Please first install PDM >= 2.0 with pip/pipx.

```bash
pdm install --prod
```

# Develop

```bash
pdm install
```

# VSCode Settings

```bash
cp vscode_templates .vscode
```

Then install/activate all extensions listed in `.vscode/extensions.json`

# Usage

## API

```py
class AnyBayesClassifier(BaseEstimator, ClassifierMixin):
"""
A Bayesian classifier that can use any distribution for the class-conditional densities.

Parameters
----------
distribution_factory : Callable[[], Distribution]
A callable that returns an instance of a `Distribution` class. This is used to create the density estimators
for each class.

Attributes
----------
distribution_factory : Callable[[], Distribution]
The callable that returns an instance of a `Distribution` class.
dists_ : list[Distribution]
A list of density estimators, one for each class.
n_classes_ : int
The number of classes in the training data.

Methods
-------
fit(X, y)
Fit the classifier to the training data.
predict_proba(X, class_weight=1.0)
Predict the class probabilities for the given test data.
predict(X, class_weight=1.0)
Predict the class labels for the given test data.
"""

def __init__(self, distribution_factory: Callable[[], Distribution]):
...

def fit(
self, X: NDArray[Shape["N, D"], Number], y: NDArray[Shape["N"], Int]
) -> Self:
"""
Fit the classifier to the training data.

Parameters
----------
X : numpy.ndarray, shape (N, D)
The training data, where N is the number of samples and D is the number of features.
y : numpy.ndarray, shape (N,)
The class labels for each sample. The labels are assumed to start from 0 without gaps

Returns
-------
self : AnyBayesClassifier
The fitted `AnyBayesClassifier` instance.
"""
...

def predict_proba(
self,
X: NDArray[Shape["N, D"], Number],
class_weight: list[float] | float = 1.0,
) -> NDArray[Shape["N, C"], Float]:
"""
Predict the class probabilities for the given test data.

Parameters
----------
X : numpy.ndarray, shape (N, D)
The test data, where N is the number of samples and D is the number of features.
class_weight : float or list[float], optional
The weight of each class. If a float is given, it is used as the weight for all classes.
If a list is given, it must have the same length as the number of classes.

Returns
-------
probs : numpy.ndarray, shape (N, C)
The predicted class probabilities for each sample, where C is the number of classes.
"""
...

def predict(
self,
X: NDArray[Shape["N, D"], Number],
class_weight: list[float] | float = 1.0,
) -> NDArray[Shape["N"], Int]:
"""
Predict the class labels for the given test data.

Parameters
----------
X : numpy.ndarray, shape (N, D)
The test data, where N is the number of samples and D is the number of features.
class_weight : float or list[float], optional
The weight of each class. If a float is given, it is used as the weight for all classes.
If a list is given, it must have the same length as the number of classes.

Returns
-------
labels : numpy.ndarray, shape (N,)
The predicted class labels for each sample.
"""
...
```

## Example

Check notebooks in the `examples` directory.
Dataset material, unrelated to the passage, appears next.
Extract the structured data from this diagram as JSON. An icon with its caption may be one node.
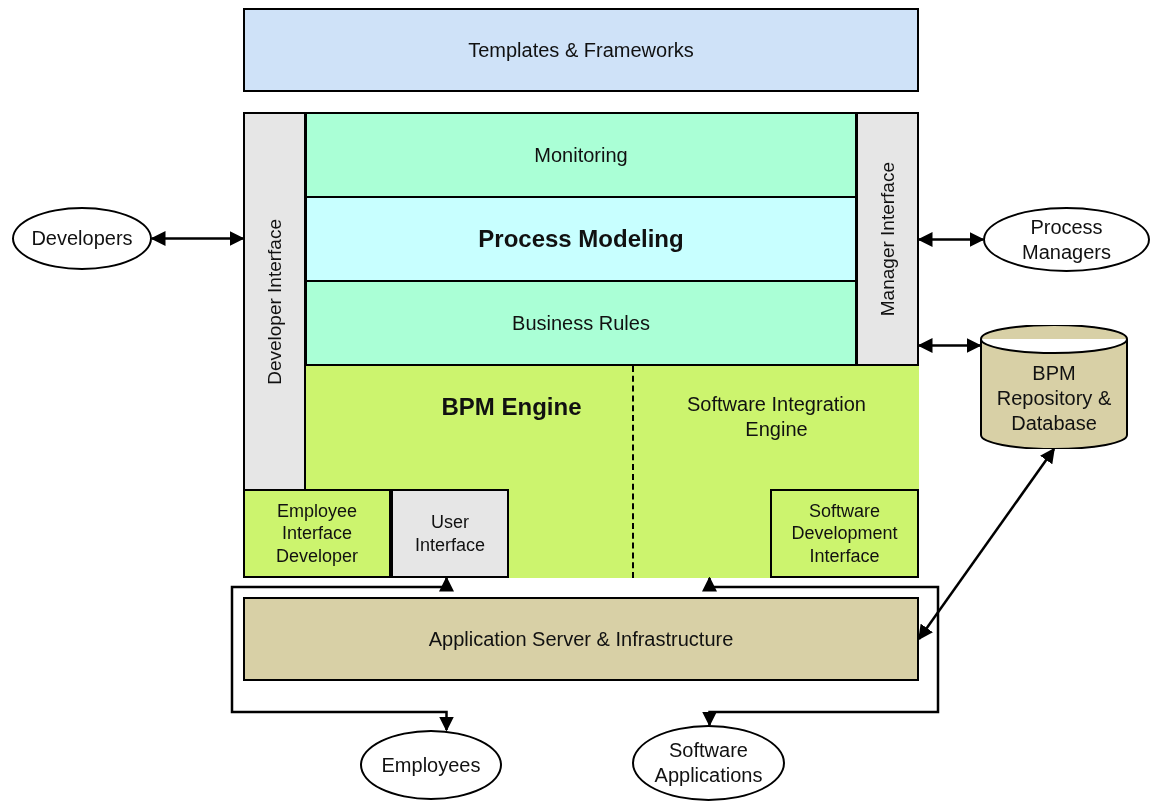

## Implement Custom Backend Distribution

This package currently only includes empirical distribution backed by scikit-learn's KDE. If you want to use other distributions you need to add custom wrapper class that implements `Distribution` abstract class. For more detail, please check `src/anybayes/backends/kde.py` to understand how it is implemented.